The only structure under construction inside the Ruston part of the project is an underground parking garage that Point Ruston is building without a Ruston permit. The developer said he is proceeding with that project under the authority of the federal Superfund law. Point Ruston is a federal Superfund site because of its contamination with heavy metals from the 100 years of smelter activity. The plan to deal with that pollution in part calls for much of the site to be capped with pavement or buildings. The parking garage’s basic structure will be part of that cap.
Ruston has red-tagged the parking structure project to halt work and sent its police chief to the site to threaten to arrest construction workers.
Hopkins said the city has yet to issue a permit to complete the parking garage because its current design doesn’t comply with the master land use plan adopted six years ago for the site.
That plan showed a public space on the top floor of the garage, said the mayor, but present plans call for that area to be parking, he said.
“What the developer needs to do is comply with the master plan or to seek an amendment to that plan,” Hopkins said.

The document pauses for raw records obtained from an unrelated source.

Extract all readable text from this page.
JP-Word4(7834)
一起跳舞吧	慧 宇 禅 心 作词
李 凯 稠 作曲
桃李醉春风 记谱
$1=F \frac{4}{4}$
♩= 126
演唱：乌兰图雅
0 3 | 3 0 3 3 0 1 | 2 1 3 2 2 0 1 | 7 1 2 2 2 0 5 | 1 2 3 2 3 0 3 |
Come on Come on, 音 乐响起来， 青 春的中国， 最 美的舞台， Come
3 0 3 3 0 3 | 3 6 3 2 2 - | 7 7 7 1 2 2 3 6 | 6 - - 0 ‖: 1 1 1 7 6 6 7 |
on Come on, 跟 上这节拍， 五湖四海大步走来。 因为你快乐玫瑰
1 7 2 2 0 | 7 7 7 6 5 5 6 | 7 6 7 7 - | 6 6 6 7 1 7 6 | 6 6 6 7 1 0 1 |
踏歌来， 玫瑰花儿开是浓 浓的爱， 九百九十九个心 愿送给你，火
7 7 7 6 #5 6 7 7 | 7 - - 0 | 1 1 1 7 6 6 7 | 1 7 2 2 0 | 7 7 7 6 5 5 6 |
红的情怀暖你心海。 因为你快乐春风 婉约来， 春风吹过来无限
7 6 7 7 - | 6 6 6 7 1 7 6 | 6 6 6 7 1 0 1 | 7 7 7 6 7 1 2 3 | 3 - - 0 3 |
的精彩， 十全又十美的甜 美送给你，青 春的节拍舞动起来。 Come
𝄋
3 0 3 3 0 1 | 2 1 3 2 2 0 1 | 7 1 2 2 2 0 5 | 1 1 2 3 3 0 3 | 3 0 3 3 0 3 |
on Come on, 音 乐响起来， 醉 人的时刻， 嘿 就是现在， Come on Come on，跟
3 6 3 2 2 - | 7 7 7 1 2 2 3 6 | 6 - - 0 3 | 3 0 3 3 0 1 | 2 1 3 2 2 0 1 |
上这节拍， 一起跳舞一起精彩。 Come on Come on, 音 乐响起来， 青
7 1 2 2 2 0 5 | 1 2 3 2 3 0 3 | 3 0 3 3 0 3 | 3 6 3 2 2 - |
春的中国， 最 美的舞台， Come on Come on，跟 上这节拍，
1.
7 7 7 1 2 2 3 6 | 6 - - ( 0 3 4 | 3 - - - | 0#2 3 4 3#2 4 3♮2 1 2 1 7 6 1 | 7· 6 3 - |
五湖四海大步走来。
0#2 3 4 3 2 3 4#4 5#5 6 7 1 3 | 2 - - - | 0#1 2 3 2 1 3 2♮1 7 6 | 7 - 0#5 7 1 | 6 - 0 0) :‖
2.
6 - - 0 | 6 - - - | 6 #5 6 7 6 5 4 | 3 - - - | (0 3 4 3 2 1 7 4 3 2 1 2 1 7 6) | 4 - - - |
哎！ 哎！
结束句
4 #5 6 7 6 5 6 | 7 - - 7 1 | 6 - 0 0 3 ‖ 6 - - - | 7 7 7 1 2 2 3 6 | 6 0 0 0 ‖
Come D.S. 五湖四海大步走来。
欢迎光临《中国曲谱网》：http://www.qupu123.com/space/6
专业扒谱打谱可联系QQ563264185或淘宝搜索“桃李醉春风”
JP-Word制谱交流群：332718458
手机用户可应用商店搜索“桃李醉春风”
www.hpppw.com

Thompson said U.S. Rep. Derek Kilmer, D-Gig Harbor, attempted to mediate a solution between Point Ruston and the town of Ruston in mid-November.
A few days later, the Point Ruston and town officials met with Tacoma Mayor Marilyn Strickland and other city leaders to address issues in what she said was a productive manner.
“I was actually very optimistic,” she said. “Since then, things have stalled yet again.”
Thompson said Hopkins agreed to specific solutions to a dozen issues that kept the project from moving forward. But Ruston never replied when the developer sent the small city the minutes of the meeting with Strickland, and the Hopkins didn’t show up at a follow-up meeting in December.
Both Tacoma and Ruston stand to benefit from the development, Strickland said, “And now Ruston has gone silent.”
The Ruston mayor said the lack of follow-through was on Point Ruston’s part. He said he issued permits on some projects, but the developer on at least one occasion failed to pick up that permit.
Paperwork filed Thursday asks the Tacoma City Council to hold a public meeting within 60 days to decide on whether to proceed with annexation. If the Tacoma council gives the nod, it would be up to the Ruston Town Council to approve it.
Cohen said he’s not holding his breath. If the Town Council doesn’t approve the annexation, he says he thinks the state Legislature would consider a solution. He didn’t specify what that would be.
If the remainder of the development is annexed to Tacoma, Cohen said he expects that Ruston would be offered some compensation in the form of shared tax revenues from the developed site.
Ruston’s Mayor Hopkins said his town is not anti-business. It just wants the developer to comply with its land-use rules.
The city of Tacoma invested roughly $31 million to pay for utilities and roads in the Point Ruston development to help move it forward. That money will be paid back over 30 years by the developer, City Councilman Ryan Mello said.
But with no construction on the Ruston side, “they don’t have the revenue to pay back Tacoma, and that’s the concern,” Mello said. “They need to get building permits and get cranes in the sky to pay back Tacoma.”
Strickland said the Tacoma City Council would consider whether to accept Point Ruston’s annexation petition. How long will that take?
“Nothing unreasonable, given the amount of time we’ve spent on this already,” Strickland said.